PULSTAR Reactor – a Research Reactor for the 21st Century

The tree-lined, red brick campus of North Carolina State University houses an unlikely facility: a PULSTAR reactor, the only reactor of its type still in operation. This unique reactor operates at a steady state power of 1MW. The reactor provides the opportunity for researchers from around the world to conduct a wide variety of experiments, thanks to its intense source of neutrons.

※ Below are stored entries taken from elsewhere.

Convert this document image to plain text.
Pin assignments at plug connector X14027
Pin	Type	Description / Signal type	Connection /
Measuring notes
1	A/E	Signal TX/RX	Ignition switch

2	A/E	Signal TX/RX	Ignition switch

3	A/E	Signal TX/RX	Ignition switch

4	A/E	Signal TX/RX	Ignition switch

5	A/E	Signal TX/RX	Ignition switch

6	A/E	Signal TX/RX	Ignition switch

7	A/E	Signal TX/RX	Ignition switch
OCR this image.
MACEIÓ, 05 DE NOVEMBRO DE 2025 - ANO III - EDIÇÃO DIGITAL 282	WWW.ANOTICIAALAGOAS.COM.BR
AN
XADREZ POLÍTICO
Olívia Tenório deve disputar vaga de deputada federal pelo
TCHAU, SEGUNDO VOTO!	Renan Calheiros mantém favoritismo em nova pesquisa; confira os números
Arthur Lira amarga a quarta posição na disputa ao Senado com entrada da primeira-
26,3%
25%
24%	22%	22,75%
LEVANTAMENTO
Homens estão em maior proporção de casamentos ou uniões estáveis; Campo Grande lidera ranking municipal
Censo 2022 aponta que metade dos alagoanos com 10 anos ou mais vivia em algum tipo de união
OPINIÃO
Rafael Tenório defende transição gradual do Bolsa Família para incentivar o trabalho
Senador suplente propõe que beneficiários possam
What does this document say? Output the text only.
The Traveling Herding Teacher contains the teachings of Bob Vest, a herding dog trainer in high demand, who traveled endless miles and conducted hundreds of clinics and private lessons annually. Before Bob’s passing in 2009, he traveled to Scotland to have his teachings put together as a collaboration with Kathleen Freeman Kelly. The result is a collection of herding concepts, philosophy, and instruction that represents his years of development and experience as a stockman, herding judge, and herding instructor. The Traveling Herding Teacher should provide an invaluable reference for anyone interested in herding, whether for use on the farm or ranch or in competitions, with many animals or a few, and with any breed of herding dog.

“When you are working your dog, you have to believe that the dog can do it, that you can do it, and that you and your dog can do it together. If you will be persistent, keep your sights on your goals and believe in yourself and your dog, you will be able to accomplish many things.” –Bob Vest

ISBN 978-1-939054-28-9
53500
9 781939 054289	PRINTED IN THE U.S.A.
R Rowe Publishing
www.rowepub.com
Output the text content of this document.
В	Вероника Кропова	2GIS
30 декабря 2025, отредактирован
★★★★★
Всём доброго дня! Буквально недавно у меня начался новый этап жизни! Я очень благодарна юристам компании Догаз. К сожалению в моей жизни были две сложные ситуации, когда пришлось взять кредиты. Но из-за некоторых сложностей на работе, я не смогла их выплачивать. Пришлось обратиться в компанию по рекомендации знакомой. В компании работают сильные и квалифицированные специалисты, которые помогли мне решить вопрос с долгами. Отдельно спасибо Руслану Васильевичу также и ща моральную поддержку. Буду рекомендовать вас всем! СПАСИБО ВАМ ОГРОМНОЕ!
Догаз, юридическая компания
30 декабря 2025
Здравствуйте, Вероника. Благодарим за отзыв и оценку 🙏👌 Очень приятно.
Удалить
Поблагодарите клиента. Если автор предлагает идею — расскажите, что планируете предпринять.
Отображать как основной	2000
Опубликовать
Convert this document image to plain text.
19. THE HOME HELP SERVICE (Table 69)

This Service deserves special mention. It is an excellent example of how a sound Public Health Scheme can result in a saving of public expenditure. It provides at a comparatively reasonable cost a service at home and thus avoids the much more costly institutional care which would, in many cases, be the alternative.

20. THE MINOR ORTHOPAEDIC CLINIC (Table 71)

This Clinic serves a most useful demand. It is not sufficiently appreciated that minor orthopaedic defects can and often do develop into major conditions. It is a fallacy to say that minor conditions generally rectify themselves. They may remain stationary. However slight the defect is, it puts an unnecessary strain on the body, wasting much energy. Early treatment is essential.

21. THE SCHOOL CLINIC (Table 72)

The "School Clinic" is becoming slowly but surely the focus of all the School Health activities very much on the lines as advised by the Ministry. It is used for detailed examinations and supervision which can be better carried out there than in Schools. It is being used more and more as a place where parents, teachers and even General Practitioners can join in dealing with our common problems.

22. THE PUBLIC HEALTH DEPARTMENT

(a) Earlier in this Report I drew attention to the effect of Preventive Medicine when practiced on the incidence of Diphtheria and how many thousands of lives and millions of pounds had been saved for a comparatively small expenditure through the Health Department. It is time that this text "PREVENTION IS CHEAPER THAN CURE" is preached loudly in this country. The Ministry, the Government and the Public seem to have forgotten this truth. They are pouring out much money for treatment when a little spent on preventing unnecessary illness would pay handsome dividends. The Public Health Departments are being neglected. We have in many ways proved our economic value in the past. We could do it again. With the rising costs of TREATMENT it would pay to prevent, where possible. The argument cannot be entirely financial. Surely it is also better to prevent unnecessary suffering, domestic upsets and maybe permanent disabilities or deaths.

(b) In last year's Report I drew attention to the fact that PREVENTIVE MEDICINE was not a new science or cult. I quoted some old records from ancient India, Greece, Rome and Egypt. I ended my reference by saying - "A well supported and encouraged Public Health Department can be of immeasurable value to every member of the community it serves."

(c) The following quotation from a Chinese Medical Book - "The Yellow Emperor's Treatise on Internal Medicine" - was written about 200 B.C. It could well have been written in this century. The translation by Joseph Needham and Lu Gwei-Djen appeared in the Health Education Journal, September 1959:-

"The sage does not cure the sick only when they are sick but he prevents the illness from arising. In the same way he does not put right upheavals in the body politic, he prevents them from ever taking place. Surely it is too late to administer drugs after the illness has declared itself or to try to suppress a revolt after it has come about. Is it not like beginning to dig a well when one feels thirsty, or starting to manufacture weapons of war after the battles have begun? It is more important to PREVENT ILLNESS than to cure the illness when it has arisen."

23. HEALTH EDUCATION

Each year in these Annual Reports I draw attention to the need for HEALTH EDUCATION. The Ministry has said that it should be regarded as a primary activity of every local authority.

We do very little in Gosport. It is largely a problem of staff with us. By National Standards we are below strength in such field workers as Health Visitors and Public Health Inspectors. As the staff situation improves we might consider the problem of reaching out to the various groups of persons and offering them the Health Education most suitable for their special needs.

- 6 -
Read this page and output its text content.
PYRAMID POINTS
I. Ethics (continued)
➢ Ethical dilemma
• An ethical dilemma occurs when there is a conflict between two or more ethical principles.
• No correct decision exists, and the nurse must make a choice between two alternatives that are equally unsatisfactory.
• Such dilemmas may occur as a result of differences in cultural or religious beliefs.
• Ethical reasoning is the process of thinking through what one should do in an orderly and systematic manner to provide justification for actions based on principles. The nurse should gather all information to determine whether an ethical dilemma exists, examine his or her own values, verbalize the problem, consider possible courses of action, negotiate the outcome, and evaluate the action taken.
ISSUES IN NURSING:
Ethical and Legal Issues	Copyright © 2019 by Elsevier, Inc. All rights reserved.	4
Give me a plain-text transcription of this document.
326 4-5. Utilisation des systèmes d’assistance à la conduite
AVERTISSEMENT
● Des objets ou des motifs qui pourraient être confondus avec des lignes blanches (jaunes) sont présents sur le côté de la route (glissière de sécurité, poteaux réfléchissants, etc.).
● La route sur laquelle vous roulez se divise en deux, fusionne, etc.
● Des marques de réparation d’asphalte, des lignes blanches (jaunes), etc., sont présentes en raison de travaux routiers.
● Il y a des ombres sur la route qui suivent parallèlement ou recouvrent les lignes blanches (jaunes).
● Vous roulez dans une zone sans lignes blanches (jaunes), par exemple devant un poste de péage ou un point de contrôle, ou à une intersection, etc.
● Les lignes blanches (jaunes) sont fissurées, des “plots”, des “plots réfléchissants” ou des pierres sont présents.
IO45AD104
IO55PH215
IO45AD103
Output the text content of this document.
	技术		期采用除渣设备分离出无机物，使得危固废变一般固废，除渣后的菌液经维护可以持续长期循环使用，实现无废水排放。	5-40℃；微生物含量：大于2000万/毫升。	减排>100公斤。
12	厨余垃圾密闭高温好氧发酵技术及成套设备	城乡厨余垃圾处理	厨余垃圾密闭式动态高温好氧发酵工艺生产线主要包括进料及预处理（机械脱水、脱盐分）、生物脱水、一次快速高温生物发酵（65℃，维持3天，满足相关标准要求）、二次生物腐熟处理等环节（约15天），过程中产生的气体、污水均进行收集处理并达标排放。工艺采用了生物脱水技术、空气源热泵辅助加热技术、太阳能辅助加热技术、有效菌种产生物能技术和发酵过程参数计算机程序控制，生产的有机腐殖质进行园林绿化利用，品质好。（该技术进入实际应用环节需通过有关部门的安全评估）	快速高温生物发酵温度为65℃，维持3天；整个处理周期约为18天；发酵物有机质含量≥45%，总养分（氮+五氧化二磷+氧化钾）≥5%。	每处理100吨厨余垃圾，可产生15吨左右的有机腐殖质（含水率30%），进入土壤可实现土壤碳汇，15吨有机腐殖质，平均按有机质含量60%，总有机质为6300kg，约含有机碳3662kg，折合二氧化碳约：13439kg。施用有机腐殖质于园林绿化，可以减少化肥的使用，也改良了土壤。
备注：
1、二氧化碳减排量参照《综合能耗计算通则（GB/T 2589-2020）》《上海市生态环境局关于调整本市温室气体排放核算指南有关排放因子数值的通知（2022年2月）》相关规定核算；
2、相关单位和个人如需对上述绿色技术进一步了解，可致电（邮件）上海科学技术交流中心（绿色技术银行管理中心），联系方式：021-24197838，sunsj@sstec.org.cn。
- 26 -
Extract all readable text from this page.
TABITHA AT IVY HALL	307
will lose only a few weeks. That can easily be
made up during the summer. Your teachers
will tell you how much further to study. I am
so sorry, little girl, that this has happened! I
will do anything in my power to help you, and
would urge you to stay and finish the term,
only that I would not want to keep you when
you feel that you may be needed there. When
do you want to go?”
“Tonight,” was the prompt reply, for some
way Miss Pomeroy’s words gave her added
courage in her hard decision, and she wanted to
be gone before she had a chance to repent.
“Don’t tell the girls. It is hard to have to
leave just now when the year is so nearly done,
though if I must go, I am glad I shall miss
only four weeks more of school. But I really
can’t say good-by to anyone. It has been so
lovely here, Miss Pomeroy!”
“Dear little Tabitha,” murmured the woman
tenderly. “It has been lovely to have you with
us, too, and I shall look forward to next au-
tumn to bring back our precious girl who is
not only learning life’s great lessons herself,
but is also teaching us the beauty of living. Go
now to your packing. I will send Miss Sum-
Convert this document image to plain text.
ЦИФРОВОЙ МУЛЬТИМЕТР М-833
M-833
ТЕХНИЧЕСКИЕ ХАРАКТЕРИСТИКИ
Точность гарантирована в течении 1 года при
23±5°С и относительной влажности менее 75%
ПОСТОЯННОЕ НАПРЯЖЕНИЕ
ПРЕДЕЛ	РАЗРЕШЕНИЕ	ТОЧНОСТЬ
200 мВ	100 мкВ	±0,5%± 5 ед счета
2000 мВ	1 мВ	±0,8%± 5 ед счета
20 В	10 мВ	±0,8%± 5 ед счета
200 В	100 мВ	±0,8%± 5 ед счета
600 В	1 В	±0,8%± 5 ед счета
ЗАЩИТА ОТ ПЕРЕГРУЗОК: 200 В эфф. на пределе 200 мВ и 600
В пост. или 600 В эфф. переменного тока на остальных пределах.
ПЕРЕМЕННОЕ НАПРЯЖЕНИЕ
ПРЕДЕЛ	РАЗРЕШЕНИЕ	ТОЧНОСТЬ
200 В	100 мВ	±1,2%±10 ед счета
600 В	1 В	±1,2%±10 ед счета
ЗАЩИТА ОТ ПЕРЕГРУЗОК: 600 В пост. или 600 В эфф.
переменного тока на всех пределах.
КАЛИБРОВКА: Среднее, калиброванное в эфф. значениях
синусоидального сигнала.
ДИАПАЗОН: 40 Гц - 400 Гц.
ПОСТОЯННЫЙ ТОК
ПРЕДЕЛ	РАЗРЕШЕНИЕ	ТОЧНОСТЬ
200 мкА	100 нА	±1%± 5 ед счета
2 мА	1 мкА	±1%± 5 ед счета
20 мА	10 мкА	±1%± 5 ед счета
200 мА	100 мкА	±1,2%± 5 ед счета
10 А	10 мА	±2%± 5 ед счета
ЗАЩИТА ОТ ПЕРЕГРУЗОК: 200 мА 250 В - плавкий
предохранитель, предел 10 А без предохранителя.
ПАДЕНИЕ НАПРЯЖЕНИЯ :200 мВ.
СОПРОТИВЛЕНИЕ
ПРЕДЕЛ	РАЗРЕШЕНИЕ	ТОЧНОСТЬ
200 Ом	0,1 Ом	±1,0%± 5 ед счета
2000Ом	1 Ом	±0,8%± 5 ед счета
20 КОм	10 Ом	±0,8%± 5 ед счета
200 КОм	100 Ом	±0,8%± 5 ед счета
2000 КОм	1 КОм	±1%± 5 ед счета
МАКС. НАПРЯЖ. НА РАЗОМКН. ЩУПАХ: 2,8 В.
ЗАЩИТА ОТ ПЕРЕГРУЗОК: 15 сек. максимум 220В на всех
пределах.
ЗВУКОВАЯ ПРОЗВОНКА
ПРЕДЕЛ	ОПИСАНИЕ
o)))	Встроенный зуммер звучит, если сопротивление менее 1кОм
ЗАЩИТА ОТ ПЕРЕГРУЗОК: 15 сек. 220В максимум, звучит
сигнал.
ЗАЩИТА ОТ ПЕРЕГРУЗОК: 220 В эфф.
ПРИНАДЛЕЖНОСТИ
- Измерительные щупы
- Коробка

Over the past decade, the Nuclear Reactor Program (NRP) at NC State has received substantial infrastructure investments from the Department of Energy’s (DOE) Nuclear Energy University Program (NEUP), as well as from other agencies, allowing for a significantly increased research capability. DOE’s Office of Nuclear Energy created NEUP in 2009 to consolidate its university support under one program. NEUP funds nuclear energy research and equipment upgrades at U.S. colleges and universities and provides students with educational support.

NC State has been awarded 10 NEUP grants for research reactor and infrastructure improvements totaling over $4 million. These grants have allowed the NRP to add state-of-the-art equipment, including two facilities that are the only ones of their kinds in the United States – an intense positron beam and an ultra-cold neutron source. These grants have also funded upgraded power of the PULSTAR reactor, the establishment of a hot cell capability, new reactor control console instrumentation and monitoring equipment, and other improvements that allow for greater research capabilities.

Dr. Ayman Hawari, distinguished professor of nuclear engineering and director of the NRP, began working at NC State in 2002. At the time, the PULSTAR reactor was an aging artifact that had been operating for 30 years with little change.

“We were not equipped, from the perspective of operational infrastructure or technical and scientific infrastructure, to fulfill mission objectives as a research reactor,” said Hawari. Hawari spearheaded a campaign to upgrade the reactor to meet the needs of 21st-century scientists. The NRP initially received funding from Innovations in Nuclear Infrastructure and Education (INIE) – the predecessor of NEUP. This program aimed to set up university reactors as effective tools of science and education.